Data Is Plural

... is a weekly newsletter of useful/curious datasets.

2024.08.14 edition

The Freedman’s Bank, recreational boating accidents, Western water rights, real-time UK voter registrations, and watching grass grow.

The Freedman’s Bank. The Freedman’s Savings and Trust Company was chartered by Congress in 1865, toward the end of the Civil War, to provide banking services to formerly enslaved Americans. “Though the bank achieved some early successes, it failed catastrophically in 1874, destroying the savings of a broad swath of newly freed black citizens,” write Malcolm Wardlaw and Virginia Traweek, who have constructed several datasets based on handwritten records preserved by the federal government. One dataset lists 5,000+ transactions from 500+ accounts’ “passbooks”, indicating the account holder, city, transaction type, date, and amount. Another lists 40,000+ accounts’ final balances at the time of the bank’s failure. Read more: Wardlaw and Traweek’s studies analyzing the records.

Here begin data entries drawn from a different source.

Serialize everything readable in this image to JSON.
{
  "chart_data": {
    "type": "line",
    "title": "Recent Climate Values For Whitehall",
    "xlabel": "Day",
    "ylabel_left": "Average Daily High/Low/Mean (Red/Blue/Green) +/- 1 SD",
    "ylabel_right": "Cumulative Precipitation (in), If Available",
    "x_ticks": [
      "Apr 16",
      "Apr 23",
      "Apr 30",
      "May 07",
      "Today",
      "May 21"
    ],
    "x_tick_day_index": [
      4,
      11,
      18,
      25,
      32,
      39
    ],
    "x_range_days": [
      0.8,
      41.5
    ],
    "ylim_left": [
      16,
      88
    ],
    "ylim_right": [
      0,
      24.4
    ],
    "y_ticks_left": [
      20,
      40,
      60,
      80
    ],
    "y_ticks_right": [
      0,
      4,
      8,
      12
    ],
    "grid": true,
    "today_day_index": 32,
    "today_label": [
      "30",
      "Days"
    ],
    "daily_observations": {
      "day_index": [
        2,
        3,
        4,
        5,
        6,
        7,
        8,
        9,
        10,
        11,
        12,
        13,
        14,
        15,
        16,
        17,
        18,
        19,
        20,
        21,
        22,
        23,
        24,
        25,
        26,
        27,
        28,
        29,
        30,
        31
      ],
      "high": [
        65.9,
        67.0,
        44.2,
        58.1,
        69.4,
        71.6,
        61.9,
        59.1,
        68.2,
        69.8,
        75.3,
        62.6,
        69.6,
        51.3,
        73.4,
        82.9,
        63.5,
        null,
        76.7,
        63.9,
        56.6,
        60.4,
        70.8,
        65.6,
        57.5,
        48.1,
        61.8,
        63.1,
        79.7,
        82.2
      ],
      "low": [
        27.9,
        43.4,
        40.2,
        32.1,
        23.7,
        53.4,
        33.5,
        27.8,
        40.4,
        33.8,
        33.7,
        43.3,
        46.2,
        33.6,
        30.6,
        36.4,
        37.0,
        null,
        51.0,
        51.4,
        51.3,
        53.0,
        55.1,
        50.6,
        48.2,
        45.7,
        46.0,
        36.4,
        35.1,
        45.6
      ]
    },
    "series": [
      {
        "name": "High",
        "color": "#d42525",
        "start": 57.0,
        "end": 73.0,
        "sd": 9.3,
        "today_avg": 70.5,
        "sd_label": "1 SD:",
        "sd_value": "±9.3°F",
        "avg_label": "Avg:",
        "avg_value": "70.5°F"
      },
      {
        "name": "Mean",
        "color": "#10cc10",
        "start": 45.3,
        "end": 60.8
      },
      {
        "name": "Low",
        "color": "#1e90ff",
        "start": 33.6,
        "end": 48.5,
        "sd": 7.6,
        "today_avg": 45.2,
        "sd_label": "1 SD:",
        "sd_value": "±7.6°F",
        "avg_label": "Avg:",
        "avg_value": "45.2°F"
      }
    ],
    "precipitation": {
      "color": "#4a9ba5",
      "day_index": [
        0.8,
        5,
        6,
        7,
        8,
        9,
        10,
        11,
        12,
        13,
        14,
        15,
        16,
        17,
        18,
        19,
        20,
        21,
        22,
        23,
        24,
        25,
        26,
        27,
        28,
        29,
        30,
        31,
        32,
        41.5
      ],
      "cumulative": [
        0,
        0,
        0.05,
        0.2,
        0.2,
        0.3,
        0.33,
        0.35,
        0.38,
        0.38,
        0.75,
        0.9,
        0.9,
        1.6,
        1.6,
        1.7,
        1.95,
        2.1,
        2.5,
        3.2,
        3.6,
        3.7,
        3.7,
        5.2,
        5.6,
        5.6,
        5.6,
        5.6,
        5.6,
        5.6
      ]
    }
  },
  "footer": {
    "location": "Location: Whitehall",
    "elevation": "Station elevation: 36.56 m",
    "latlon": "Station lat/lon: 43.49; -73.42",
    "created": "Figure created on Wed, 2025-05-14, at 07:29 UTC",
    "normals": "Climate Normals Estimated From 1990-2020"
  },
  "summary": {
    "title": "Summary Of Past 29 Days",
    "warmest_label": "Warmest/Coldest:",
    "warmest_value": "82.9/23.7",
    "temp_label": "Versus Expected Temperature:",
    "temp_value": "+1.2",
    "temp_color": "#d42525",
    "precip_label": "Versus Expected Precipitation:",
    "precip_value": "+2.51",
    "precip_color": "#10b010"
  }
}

Recreational boating accidents. In the US, recreational boaters must notify state authorities soon after any incident involving a death, serious injury, disappearance, or substantial damage. The authorities relay those notifications to the Coast Guard, which stores them in its centralized Boating Accident Report Database. The Data Liberation Project (which, customary disclosure, I run) filed a FOIA request for the database and, earlier this week, published the records it received. The data describe 58,000+ boating accidents, 78,000+ vessels, 8,900+ deaths, and 36,000+ injuries from 2009 to 2023, although a few states and territories withheld their incidents from disclosure. Read more: The Data Liberation Project’s introductory documentation.

Western water rights. Matthew D. Lisk et al. have compiled and standardized a dataset of water rights records — key documents in the allocation of the scarce resource — in the Western United States. Drawing on raw data collected from 11 states, the harmonized dataset “provides consistent unique identifiers for each spatial unit of water management across the domain, unique identifiers for each water right record, and a consistent categorization scheme that puts each water right record into one of 7 broad use categories.” Those categories: irrigation, domestic, livestock, fish, industrial, environmental, and other. The authors have also published a set of shapefiles outlining each water management area’s boundaries.

Real-time UK voter registrations. The UK government’s voter registration statistics dashboard updates hundreds of times per day. It provides downloadable data on the number of online applications in each five-minute interval in the past 24 hours and daily counts broken down by online vs. paper applications, age group, elector type, and nation. [h/t Giuseppe Sollazzo]

Watching grass grow. The Jornada Experimental Range, run by the USDA’s Agricultural Research Service, “is one of the longest serving laboratories focused on rangelands and drylands in the world.” Located north of Las Cruces, N.M., the site has operating since the 1910s. A few years ago, Erica Christensen et al. published a dataset of grass and shrub growth within 122 one-meter-by-one-meter squares on the range from 1915 to 2016, containing roughly 200,000 observations.